BLOG | Physical test data removes guesswork from masonry support specification

Masonry support systems have been crucial to improvements in both brick building design and safety. However, until IG Masonry Support drove the development of a new and reliable testing regime, assumption played a large part in the specification of ancillary masonry products for UK projects. So, how does IG Masonry Support’s testing system work, and why is there no uniform regulation regarding masonry support products? Emanuele Scarabino, IG Masonry Support’s R&D Manager explains. 

It’s very difficult to create a design code for masonry support products that can be shared, acknowledged and absorbed by other countries. In Italy and Spain, for example, masonry soffit systems and the like are not widely used due to brick not featuring as prominently within the architecture. Whilst in Britain and Ireland, where brick facades have been prevalent throughout the built environment for many decades, there has been no compelling reason to introduce regulatory testing guidelines because there have been no major issues with masonry support products in buildings.

Consistency is very important when it comes to the testing and design of building products. Without it, assessment methods and maintenance statements are a thing of individual responsibility. Whilst this approach might satisfy the requirements of one structural engineer, it might not be appropriate for another. Without uniform testing data in place, it leads to assumptions being made on a building product’s projected performance. The absence of such detail could lead to incorrect product specification dramatically increasing the risk of failure.

At IG Masonry Support, we developed a physical testing method to ensure the assumptions we made on our products’ performance were correct. In the five years since we devised the process, we’ve carried out more than 1,000 tests. It means if a consultancy engineer enquires as to why a particular masonry support system needs to allow for a specific deflection, we have the data to support our decision.

Test process

Our physical testing method was developed over several months. It’s carried out using a masonry support testing rig, a 2m x 3m steel structure that simulates the strength and response of a 10-storey building. Assessments take place at Queen’s University Belfast Laboratory using UKAS-accredited machinery. Such facilities are ideal for fulfilling IG Masonry Support’s philosophy: ‘test as much as possible in order to prove the assumptions you make’.

In terms of how we apply loads to assess the masonry support’s ‘real-life’ impact via our testing rig, we undertook finite element analysis (FEA) using three different software, the main two being SolidWorks and ANSYS. Through FEA, we identified how to replicate bricks’ weight and density and the optimum way to load them to the testing rig’s top shelf.

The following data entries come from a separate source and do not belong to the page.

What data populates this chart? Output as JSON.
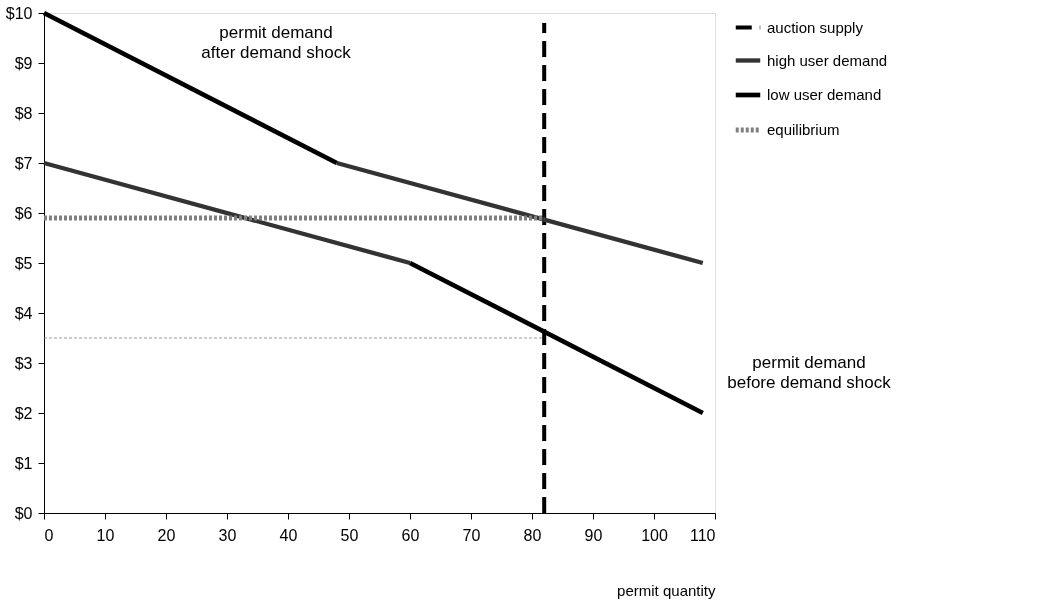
{
  "chart_data": {
    "type": "line",
    "xlabel": "permit quantity",
    "xlim": [
      0,
      110
    ],
    "xticks": [
      0,
      10,
      20,
      30,
      40,
      50,
      60,
      70,
      80,
      90,
      100,
      110
    ],
    "ylim": [
      0,
      10
    ],
    "yticks": [
      {
        "value": 0,
        "label": "$0"
      },
      {
        "value": 1,
        "label": "$1"
      },
      {
        "value": 2,
        "label": "$2"
      },
      {
        "value": 3,
        "label": "$3"
      },
      {
        "value": 4,
        "label": "$4"
      },
      {
        "value": 5,
        "label": "$5"
      },
      {
        "value": 6,
        "label": "$6"
      },
      {
        "value": 7,
        "label": "$7"
      },
      {
        "value": 8,
        "label": "$8"
      },
      {
        "value": 9,
        "label": "$9"
      },
      {
        "value": 10,
        "label": "$10"
      }
    ],
    "series": [
      {
        "name": "auction supply",
        "color": "#000000",
        "line_style": "dashed",
        "x": [
          82,
          82
        ],
        "values": [
          0,
          9.8
        ]
      },
      {
        "name": "high user demand",
        "color": "#333333",
        "line_style": "solid",
        "x": [
          0,
          60,
          null,
          48,
          108
        ],
        "values": [
          7,
          5,
          null,
          7,
          5
        ]
      },
      {
        "name": "low user demand",
        "color": "#000000",
        "line_style": "solid",
        "x": [
          0,
          48,
          null,
          60,
          108
        ],
        "values": [
          10,
          7,
          null,
          5,
          2
        ]
      },
      {
        "name": "equilibrium",
        "color": "#808080",
        "line_style": "dotted",
        "x": [
          0,
          82
        ],
        "values": [
          5.9,
          5.9
        ]
      },
      {
        "color": "#808080",
        "line_style": "dotted",
        "x": [
          0,
          82
        ],
        "values": [
          3.5,
          3.5
        ]
      }
    ],
    "annotations": [
      "permit demand\nafter demand shock",
      "permit demand\nbefore demand shock"
    ],
    "legend": "top right",
    "grid": false,
    "marker": "none"
  }
}
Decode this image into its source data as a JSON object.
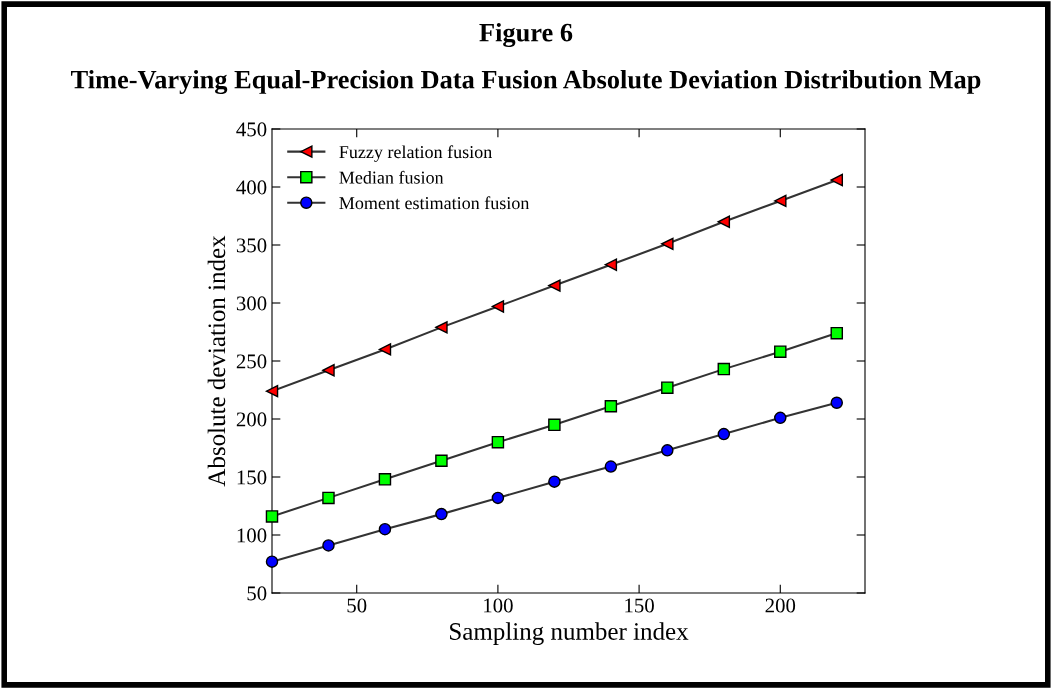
{
  "chart_data": {
    "type": "line",
    "title": "Figure 6",
    "subtitle": "Time-Varying Equal-Precision Data Fusion Absolute Deviation Distribution Map",
    "xlabel": "Sampling number index",
    "ylabel": "Absolute deviation index",
    "x": [
      20,
      40,
      60,
      80,
      100,
      120,
      140,
      160,
      180,
      200,
      220
    ],
    "series": [
      {
        "name": "Fuzzy relation fusion",
        "color": "#ff0000",
        "marker": "triangle",
        "values": [
          224,
          242,
          260,
          279,
          297,
          315,
          333,
          351,
          370,
          388,
          406
        ]
      },
      {
        "name": "Median fusion",
        "color": "#00ff00",
        "marker": "square",
        "values": [
          116,
          132,
          148,
          164,
          180,
          195,
          211,
          227,
          243,
          258,
          274
        ]
      },
      {
        "name": "Moment estimation fusion",
        "color": "#0000ff",
        "marker": "circle",
        "values": [
          77,
          91,
          105,
          118,
          132,
          146,
          159,
          173,
          187,
          201,
          214
        ]
      }
    ],
    "xlim": [
      20,
      230
    ],
    "xticks": [
      50,
      100,
      150,
      200
    ],
    "ylim": [
      50,
      450
    ],
    "yticks": [
      50,
      100,
      150,
      200,
      250,
      300,
      350,
      400,
      450
    ],
    "grid": false,
    "legend": "top left",
    "line_style": "solid"
  }
}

The process became the blueprint for hundreds of assessments, the results of which were included in a paper published in conjunction with Queen’s University, Belfast: “Experimental Study of Vertical Deflection on Bracket-Angle Stainless Steel Masonry Support Systems”. To our knowledge it is the first testing-based paper in relation to masonry support. Data and testing images included within the paper have since been shared at conferences hosted by Queen’s University Belfast and the Institution of Structural Engineers.

Software development

The need to develop products and processes that help improve building standards continues to drive us. Hence, we developed bespoke software which stores all of our test results on a single database. We designed the software to be capable of creating the ideal masonry support solution based on a set of key values including wall cavity, concrete slab height and brick density. As well as giving an accurate prediction of our masonry support system deflection, the software is capable of designing all of the other system values around it – the support’s stainless-steel thickness, for example. Will a 5mm or 4mm angle provide enough capacity? Our software will answer that question too, based on a list of stress checks that also include brackets and a range of general fixings.

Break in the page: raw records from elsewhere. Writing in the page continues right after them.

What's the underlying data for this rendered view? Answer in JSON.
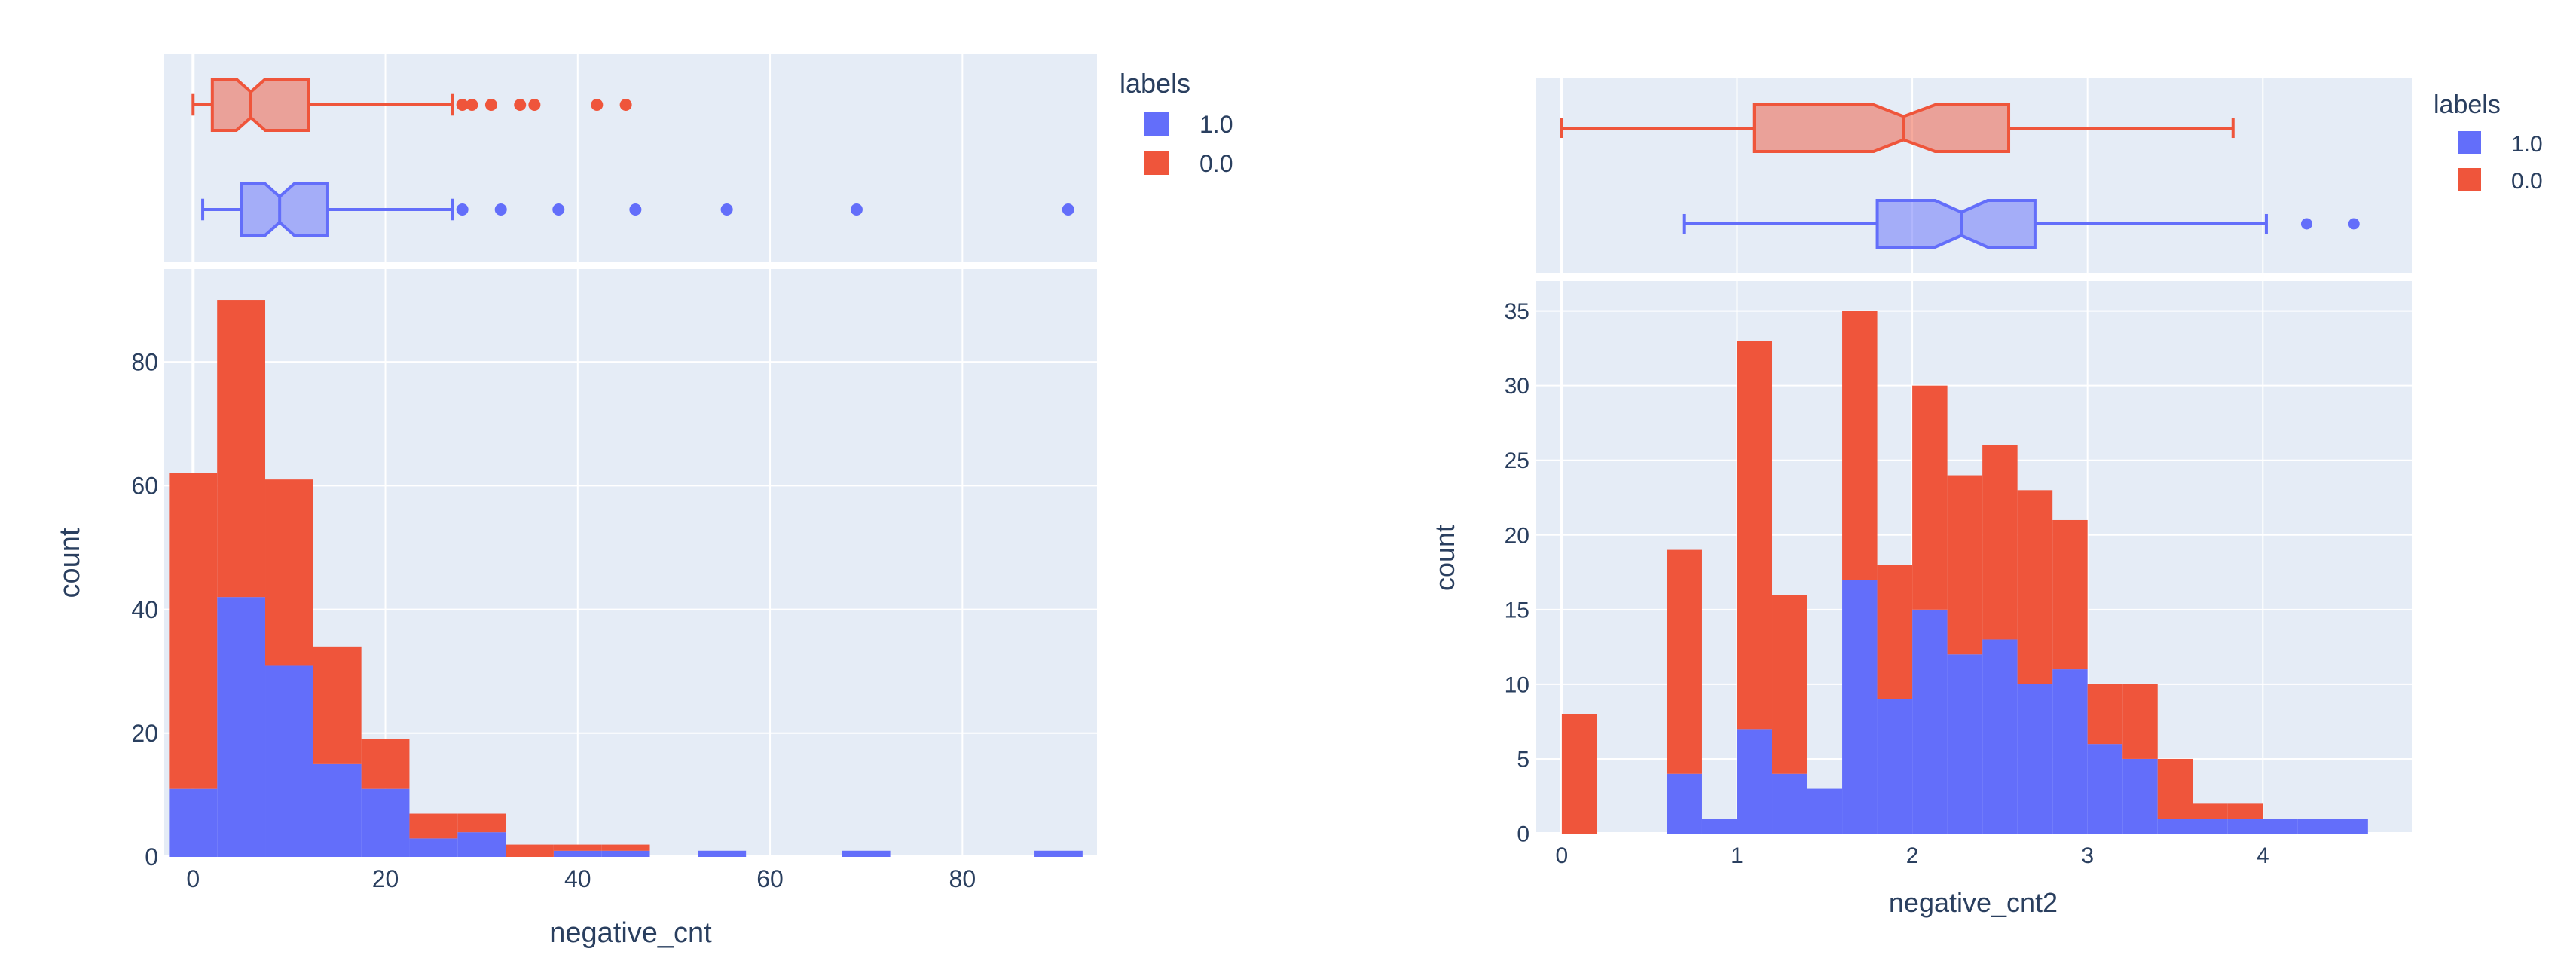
{
  "colors": {
    "plot_bg": "#e5ecf6",
    "grid": "#ffffff",
    "text": "#2a3f5f",
    "series_1": "#636efa",
    "series_0": "#ef553b"
  },
  "chart_data": [
    {
      "type": "bar",
      "subtype": "stacked histogram with marginal box plot",
      "xlabel": "negative_cnt",
      "ylabel": "count",
      "xlim": [
        -3,
        94
      ],
      "ylim": [
        0,
        95
      ],
      "x_ticks": [
        0,
        20,
        40,
        60,
        80
      ],
      "y_ticks": [
        0,
        20,
        40,
        60,
        80
      ],
      "grid": true,
      "legend": {
        "title": "labels",
        "placement": "top-right",
        "entries": [
          "1.0",
          "0.0"
        ]
      },
      "bin_edges": [
        -2.5,
        2.5,
        7.5,
        12.5,
        17.5,
        22.5,
        27.5,
        32.5,
        37.5,
        42.5,
        47.5,
        52.5,
        57.5,
        62.5,
        67.5,
        72.5,
        77.5,
        82.5,
        87.5,
        92.5
      ],
      "series": [
        {
          "name": "1.0",
          "color": "#636efa",
          "values": [
            11,
            42,
            31,
            15,
            11,
            3,
            4,
            0,
            1,
            1,
            0,
            1,
            0,
            0,
            1,
            0,
            0,
            0,
            1
          ]
        },
        {
          "name": "0.0",
          "color": "#ef553b",
          "values": [
            51,
            48,
            30,
            19,
            8,
            4,
            3,
            2,
            1,
            1,
            0,
            0,
            0,
            0,
            0,
            0,
            0,
            0,
            0
          ]
        }
      ],
      "box": [
        {
          "name": "0.0",
          "color": "#ef553b",
          "lower_fence": 0,
          "q1": 2,
          "median": 6,
          "q3": 12,
          "upper_fence": 27,
          "notch_low": 4.5,
          "notch_high": 7.5,
          "outliers": [
            28,
            29,
            31,
            34,
            35.5,
            42,
            45
          ]
        },
        {
          "name": "1.0",
          "color": "#636efa",
          "lower_fence": 1,
          "q1": 5,
          "median": 9,
          "q3": 14,
          "upper_fence": 27,
          "notch_low": 7.5,
          "notch_high": 10.5,
          "outliers": [
            28,
            32,
            38,
            46,
            55.5,
            69,
            91
          ]
        }
      ]
    },
    {
      "type": "bar",
      "subtype": "stacked histogram with marginal box plot",
      "xlabel": "negative_cnt2",
      "ylabel": "count",
      "xlim": [
        -0.15,
        4.85
      ],
      "ylim": [
        0,
        37
      ],
      "x_ticks": [
        0,
        1,
        2,
        3,
        4
      ],
      "y_ticks": [
        0,
        5,
        10,
        15,
        20,
        25,
        30,
        35
      ],
      "grid": true,
      "legend": {
        "title": "labels",
        "placement": "top-right",
        "entries": [
          "1.0",
          "0.0"
        ]
      },
      "bin_edges": [
        0,
        0.2,
        0.4,
        0.6,
        0.8,
        1.0,
        1.2,
        1.4,
        1.6,
        1.8,
        2.0,
        2.2,
        2.4,
        2.6,
        2.8,
        3.0,
        3.2,
        3.4,
        3.6,
        3.8,
        4.0,
        4.2,
        4.4,
        4.6
      ],
      "series": [
        {
          "name": "1.0",
          "color": "#636efa",
          "values": [
            0,
            0,
            0,
            4,
            1,
            7,
            4,
            3,
            17,
            9,
            15,
            12,
            13,
            10,
            11,
            6,
            5,
            1,
            1,
            1,
            1,
            1,
            1
          ]
        },
        {
          "name": "0.0",
          "color": "#ef553b",
          "values": [
            8,
            0,
            0,
            15,
            0,
            26,
            12,
            0,
            18,
            9,
            15,
            12,
            13,
            13,
            10,
            4,
            5,
            4,
            1,
            1,
            0,
            0,
            0
          ]
        }
      ],
      "box": [
        {
          "name": "0.0",
          "color": "#ef553b",
          "lower_fence": 0,
          "q1": 1.1,
          "median": 1.95,
          "q3": 2.55,
          "upper_fence": 3.83,
          "notch_low": 1.78,
          "notch_high": 2.13,
          "outliers": []
        },
        {
          "name": "1.0",
          "color": "#636efa",
          "lower_fence": 0.7,
          "q1": 1.8,
          "median": 2.28,
          "q3": 2.7,
          "upper_fence": 4.02,
          "notch_low": 2.13,
          "notch_high": 2.43,
          "outliers": [
            4.25,
            4.52
          ]
        }
      ]
    }
  ]
}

The software provides a printout of the design specification of each IG Masonry Support product. From deflection estimation to fixing design, clients are provided with an accurate, reassuring summary of the system’s performance backed by test data. Industry reaction has been very positive about our innovation in masonry support test methodology, with associate engineering consultants telling us the system has instilled an additional layer of trust in IG Masonry Support products, compared to our competitors. But our innovation continues. Since we originated the software in 2018, we have carried out more than 50 updates in order to adapt and refine its performance.

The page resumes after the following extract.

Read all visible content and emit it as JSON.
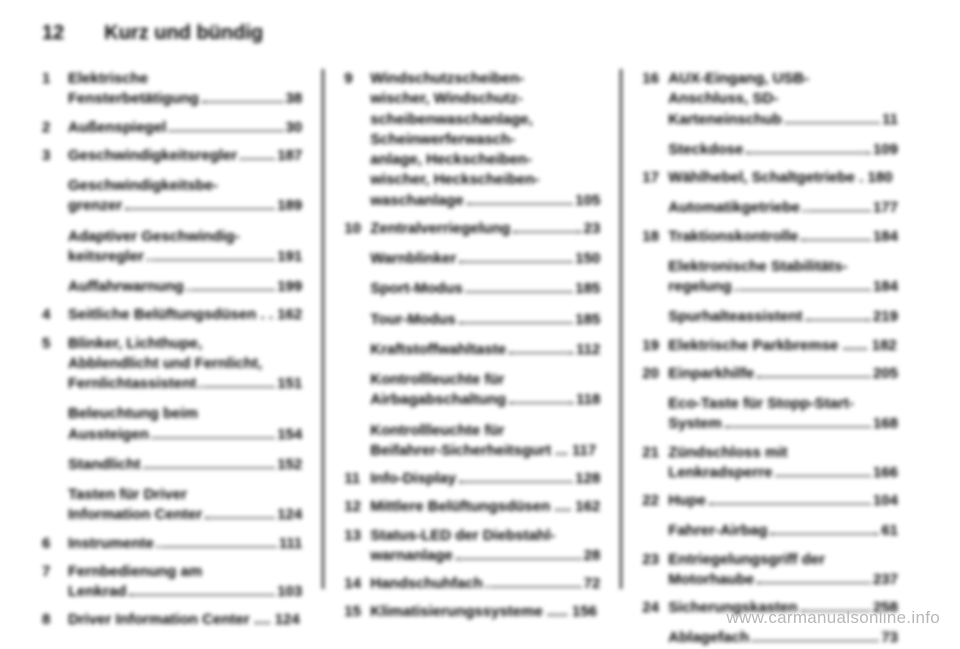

IG Masonry Support’s software package benefits our engineers by bringing uniformity to the masonry support design process. It also helps our clients, as it not only selects the best system from a design perspective, it chooses the most cost-effective solution from all the available structurally-safe masonry support designs. Furthermore, the software package is very good news for the construction industry. It proves that our masonry support products are not assigned on assumptions but they have been physically tested setting the foundation for a process that can only improve building standards in terms of safety and design.